Thursday, April 28, 2011

The slippery slope of the market

An interesting post on the economist deals with a phenomenon the blogger labels “Economism,” the view (expressed by another Economist blogger) that
it is normally the economist's lot to explain to the superstitious public the humanitarian benefits of bringing human life ever more within the cash nexus.
The Economism-post then goes on to discuss whether shifting our perspective of all relationships into the form of consumer-and-provider-commercial relationships is always right, or whether there are some types of relationships we want to see as different from a purely commercial, self-interested transaction.

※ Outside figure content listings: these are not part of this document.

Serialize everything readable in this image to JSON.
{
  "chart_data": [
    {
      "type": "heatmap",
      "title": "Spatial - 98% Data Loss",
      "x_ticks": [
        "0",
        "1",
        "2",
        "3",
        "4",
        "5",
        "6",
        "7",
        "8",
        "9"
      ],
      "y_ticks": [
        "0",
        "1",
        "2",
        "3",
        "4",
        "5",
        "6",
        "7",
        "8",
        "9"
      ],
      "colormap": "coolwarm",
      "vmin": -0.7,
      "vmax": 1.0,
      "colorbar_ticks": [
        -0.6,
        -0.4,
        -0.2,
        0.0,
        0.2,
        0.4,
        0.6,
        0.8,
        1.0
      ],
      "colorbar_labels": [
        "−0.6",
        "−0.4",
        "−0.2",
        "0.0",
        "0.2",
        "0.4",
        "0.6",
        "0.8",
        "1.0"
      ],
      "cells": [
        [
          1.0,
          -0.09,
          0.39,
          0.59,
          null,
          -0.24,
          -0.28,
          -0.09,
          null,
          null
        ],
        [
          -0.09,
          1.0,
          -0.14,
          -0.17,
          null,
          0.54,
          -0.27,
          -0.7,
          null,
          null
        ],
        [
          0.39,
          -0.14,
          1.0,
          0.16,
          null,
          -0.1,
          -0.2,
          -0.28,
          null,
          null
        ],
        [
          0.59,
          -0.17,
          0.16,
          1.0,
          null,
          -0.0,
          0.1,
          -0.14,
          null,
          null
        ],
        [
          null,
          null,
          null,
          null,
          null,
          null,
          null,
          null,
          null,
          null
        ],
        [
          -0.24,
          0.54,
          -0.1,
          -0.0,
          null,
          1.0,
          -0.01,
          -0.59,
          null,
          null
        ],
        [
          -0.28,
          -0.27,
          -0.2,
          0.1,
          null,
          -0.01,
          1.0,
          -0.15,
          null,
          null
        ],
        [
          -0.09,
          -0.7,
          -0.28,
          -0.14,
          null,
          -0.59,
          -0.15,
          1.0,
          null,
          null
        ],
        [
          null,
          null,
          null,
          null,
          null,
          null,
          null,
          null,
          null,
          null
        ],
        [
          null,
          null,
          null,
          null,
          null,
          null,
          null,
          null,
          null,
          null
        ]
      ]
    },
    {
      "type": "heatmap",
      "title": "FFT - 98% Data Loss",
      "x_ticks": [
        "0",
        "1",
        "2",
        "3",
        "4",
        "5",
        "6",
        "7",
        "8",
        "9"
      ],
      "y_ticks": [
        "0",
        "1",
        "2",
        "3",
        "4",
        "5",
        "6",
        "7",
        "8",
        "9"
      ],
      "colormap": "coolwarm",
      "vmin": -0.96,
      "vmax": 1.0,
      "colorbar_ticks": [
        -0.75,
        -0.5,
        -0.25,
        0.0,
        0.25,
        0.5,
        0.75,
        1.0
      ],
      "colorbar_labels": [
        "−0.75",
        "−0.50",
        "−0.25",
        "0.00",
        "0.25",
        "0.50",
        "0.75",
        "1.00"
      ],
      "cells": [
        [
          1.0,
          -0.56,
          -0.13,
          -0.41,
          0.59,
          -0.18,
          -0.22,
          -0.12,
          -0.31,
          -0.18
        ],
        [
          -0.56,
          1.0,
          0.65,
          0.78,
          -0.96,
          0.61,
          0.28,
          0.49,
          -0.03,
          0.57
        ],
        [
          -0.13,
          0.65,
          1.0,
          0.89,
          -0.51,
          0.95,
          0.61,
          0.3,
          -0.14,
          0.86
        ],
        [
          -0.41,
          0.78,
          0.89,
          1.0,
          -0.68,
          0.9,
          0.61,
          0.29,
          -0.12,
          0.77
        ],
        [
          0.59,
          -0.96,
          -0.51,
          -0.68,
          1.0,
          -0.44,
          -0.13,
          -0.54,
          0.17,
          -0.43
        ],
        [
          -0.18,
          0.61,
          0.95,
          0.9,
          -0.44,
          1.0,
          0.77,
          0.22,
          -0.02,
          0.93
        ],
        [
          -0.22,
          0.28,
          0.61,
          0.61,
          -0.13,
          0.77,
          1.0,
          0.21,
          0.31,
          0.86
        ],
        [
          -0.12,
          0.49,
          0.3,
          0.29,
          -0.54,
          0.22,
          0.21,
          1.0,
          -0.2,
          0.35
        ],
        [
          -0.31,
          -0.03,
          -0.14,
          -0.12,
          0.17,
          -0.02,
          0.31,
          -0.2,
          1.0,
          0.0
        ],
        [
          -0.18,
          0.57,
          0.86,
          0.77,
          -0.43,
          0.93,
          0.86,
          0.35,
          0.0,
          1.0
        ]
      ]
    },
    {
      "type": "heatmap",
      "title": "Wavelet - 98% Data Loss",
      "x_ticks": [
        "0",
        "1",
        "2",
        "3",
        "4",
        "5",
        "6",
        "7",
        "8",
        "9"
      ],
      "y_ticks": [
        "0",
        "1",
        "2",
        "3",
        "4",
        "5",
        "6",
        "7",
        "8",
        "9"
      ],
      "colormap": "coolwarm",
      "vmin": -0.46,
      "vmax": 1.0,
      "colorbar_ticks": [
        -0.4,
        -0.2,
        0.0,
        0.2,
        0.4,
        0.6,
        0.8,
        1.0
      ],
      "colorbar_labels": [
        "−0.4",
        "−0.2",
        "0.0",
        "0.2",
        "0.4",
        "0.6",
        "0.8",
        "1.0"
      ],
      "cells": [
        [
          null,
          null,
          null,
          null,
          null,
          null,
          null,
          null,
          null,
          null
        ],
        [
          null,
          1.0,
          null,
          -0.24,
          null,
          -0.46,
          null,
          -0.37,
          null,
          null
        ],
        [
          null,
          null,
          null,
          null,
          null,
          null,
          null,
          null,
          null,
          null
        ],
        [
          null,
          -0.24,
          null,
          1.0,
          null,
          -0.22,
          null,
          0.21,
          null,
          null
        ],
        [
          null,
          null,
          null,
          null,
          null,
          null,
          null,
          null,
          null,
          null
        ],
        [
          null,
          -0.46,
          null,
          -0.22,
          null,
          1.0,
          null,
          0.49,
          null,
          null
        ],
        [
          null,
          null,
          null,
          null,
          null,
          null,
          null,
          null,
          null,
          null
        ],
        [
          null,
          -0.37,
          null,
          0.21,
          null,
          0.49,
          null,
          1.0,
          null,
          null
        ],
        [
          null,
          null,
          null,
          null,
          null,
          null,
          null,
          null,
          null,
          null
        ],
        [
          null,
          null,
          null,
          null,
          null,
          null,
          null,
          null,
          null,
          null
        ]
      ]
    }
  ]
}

I would agree that this is a relevant point, that there are some relationships or even some areas of life that are cheapened or altered in a bad way by transactionalizing them or seeing them too much as a quid-pro-quo transaction (even when they “at some level” have that aspect as well). My point today, however, is more whether the market as such lets loose forces that tend to move us in that direction anyway.
The idea is just that if there is some non-commercialized value generated in some arena of our lives, then even if commercializing it would reduce the “total value generated” in that arena, it would still make it possible for someone to monetize and get hold of a larger share of it.
This would be a kind of entrepenurship – establishing a new market – finding a way to frame and promote a new product or service so that people suddenly accept and engage with it in an arena that was previously non-commercial.
For instance (a non-realistic (hopefully), but clear illustration): If you found a way to make it “fun” and socially less distasteful to trade for sexual services (by bumping your phones and agreeing on a price that was then transferred between accounts), then at least part of the “value” of sex would be monetized and the service-owner could capture this through a 1%-off-the-top fee. If 20% of sex in society shifted into this domain – then even if the value of each of these sexual encounters over time became lower than before because of it, the entrepeneur would still earn a load of money.
For this mechanism to work, individuals must be myopic or tempted or in some way not foresee the effect this will have on the long term quality of the activity or good or service in question. Some unforeseen lagged effect or ignored externality must be present. But given that, any non-monetized activity or value will be an alluring “potential market” for any entrepeneur who is able to package this into a commericalized market-activity.